I’ll admit that I chuckled all the way through this piece of fluff with a plot that was old in Hollywood when “It Happened One Night” premiered in 1934. Why the laughs? Well, “New in Town” is as comfy as an old pair of pajamas, with no surprises and a steady stream of laughs based on the fact that Minnesota is funny.

In this corner, in a template battle-of-the-sexes, is Renee Zellweger, unfortunately looking leathery and bloated in the bitter northern winter, facing Harry Connick Jr.

Harry plays your stereotyped blue-collar, beer-guzzling Union Representative at a food plant in a tiny Minnesota village, against Renee’s Corporate Condor female. Renee’s been sent from company headquarters in Miami to either boost production and sales at the plant or close it down. Harry and the good people of New Ulm, Minn., naturally, are quite content with the quaint status quo.

Never-out-of-work J.K. Simmons (seen weekly as Willie Pope on TV’s “The Closer”) and character actress Siobhan Fallon have most of the good lines in this film, her as Renee’s rural secretary and J.K. playing the plant foreman. Everyone talks with that funny “Fargo” accent except Renee and Harry.

Well, let’s face it. Minnesota IS funny. The Coen brothers captured its unique take on life in their great 1996 film, “Fargo.” Garrison Keillor has made a good living from it for years and years on “A Prairie Home Companion.” And, in an attempt to capture just a smidge more of it, Danish director Jonas Elmer was brought in to helm “New in Town.”

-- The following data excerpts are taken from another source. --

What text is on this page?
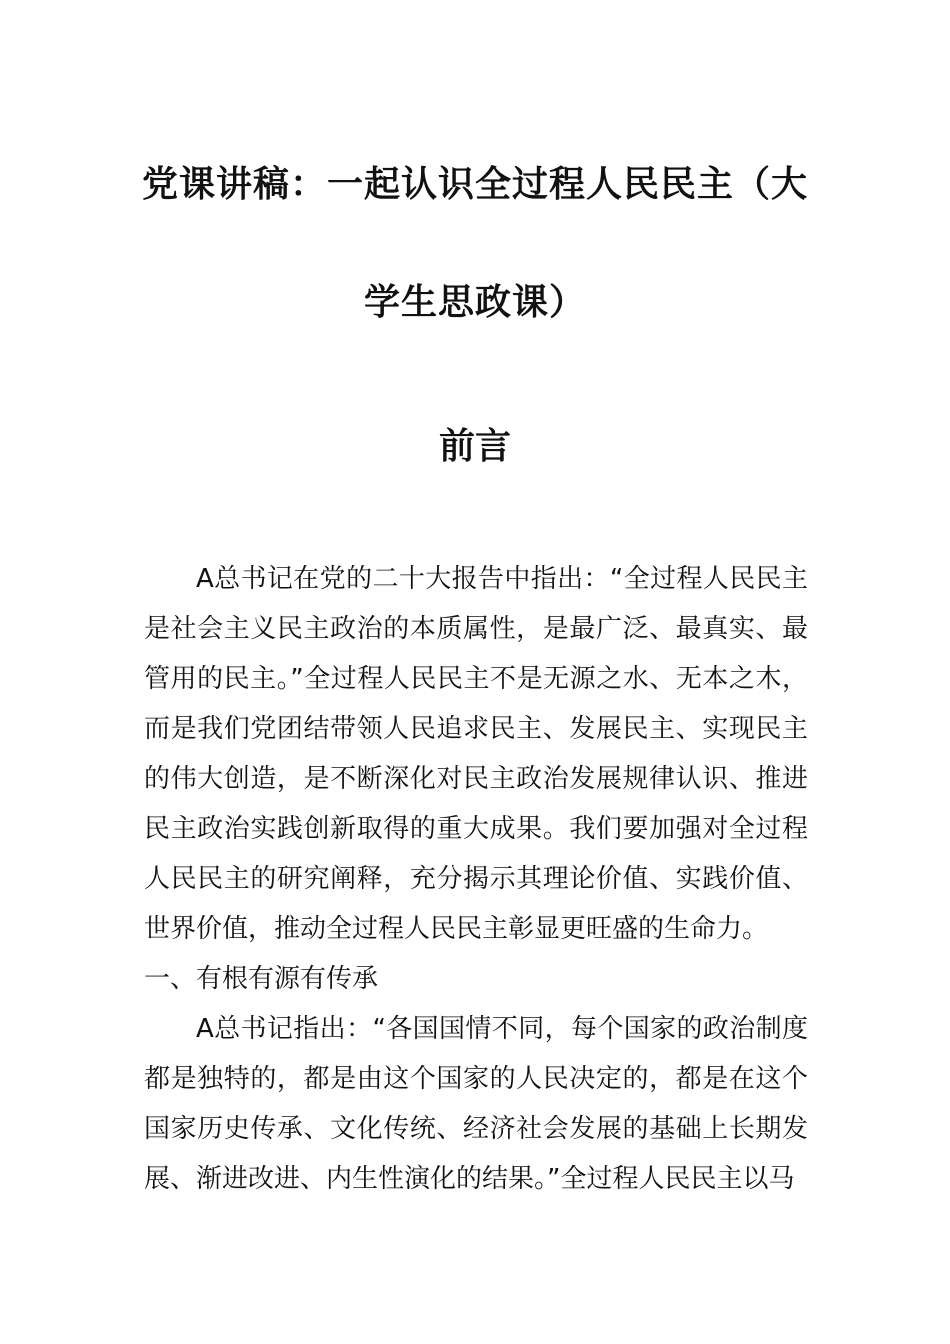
党课讲稿：一起认识全过程人民民主（大
学生思政课）
前言

A总书记在党的二十大报告中指出：“全过程人民民主是社会主义民主政治的本质属性，是最广泛、最真实、最管用的民主。”全过程人民民主不是无源之水、无本之木，而是我们党团结带领人民追求民主、发展民主、实现民主的伟大创造，是不断深化对民主政治发展规律认识、推进民主政治实践创新取得的重大成果。我们要加强对全过程人民民主的研究阐释，充分揭示其理论价值、实践价值、世界价值，推动全过程人民民主彰显更旺盛的生命力。

一、有根有源有传承

A总书记指出：“各国国情不同，每个国家的政治制度都是独特的，都是由这个国家的人民决定的，都是在这个国家历史传承、文化传统、经济社会发展的基础上长期发展、渐进改进、内生性演化的结果。”全过程人民民主以马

Although the critics jumped on this movie like a pack of hungry lions on a wounded gazelle, there’s some cute stuff in it if you’re seeing it simple for entertainment, and willing to sit back and let the plot meander down familiar gullies. It’s funny, I guess, unless you’re from Minnesota and sensitive about being the poster state for Country Bumpkinism.

Arkansas held that title for many years, on the wings of “Lum and Abner” and other film and radio shows. Here in Virginia, we look to neighboring West Virginia as a kind of haven for marry-your-cousin type hick jokes. But by and large, loveable, fast-frozen Minnesota has claimed the national title in recent years. “New in Town” will only add to the lore captured on film (don’t forget “Juno,” too) and personified by a penchant for electing wrestlers and comedians as state Governor.

Small towns jam-packed with quaint and kooky characters have long been the setting for comedies. In cinema fantasy, Ireland is dotted with such villages, and films like “Waking Ned Devine” help us cling to the old fashioned notion that rural life is somehow superior to urban. Perhaps, perhaps not; either way, “New in Town” is a perfect film for those of us who don’t need a stirring messsage, and are willing to indulge the daydream that anyone in corporate management would throw in with us mere workers. In this age of corporate CEO pirates, that would really be something new in town.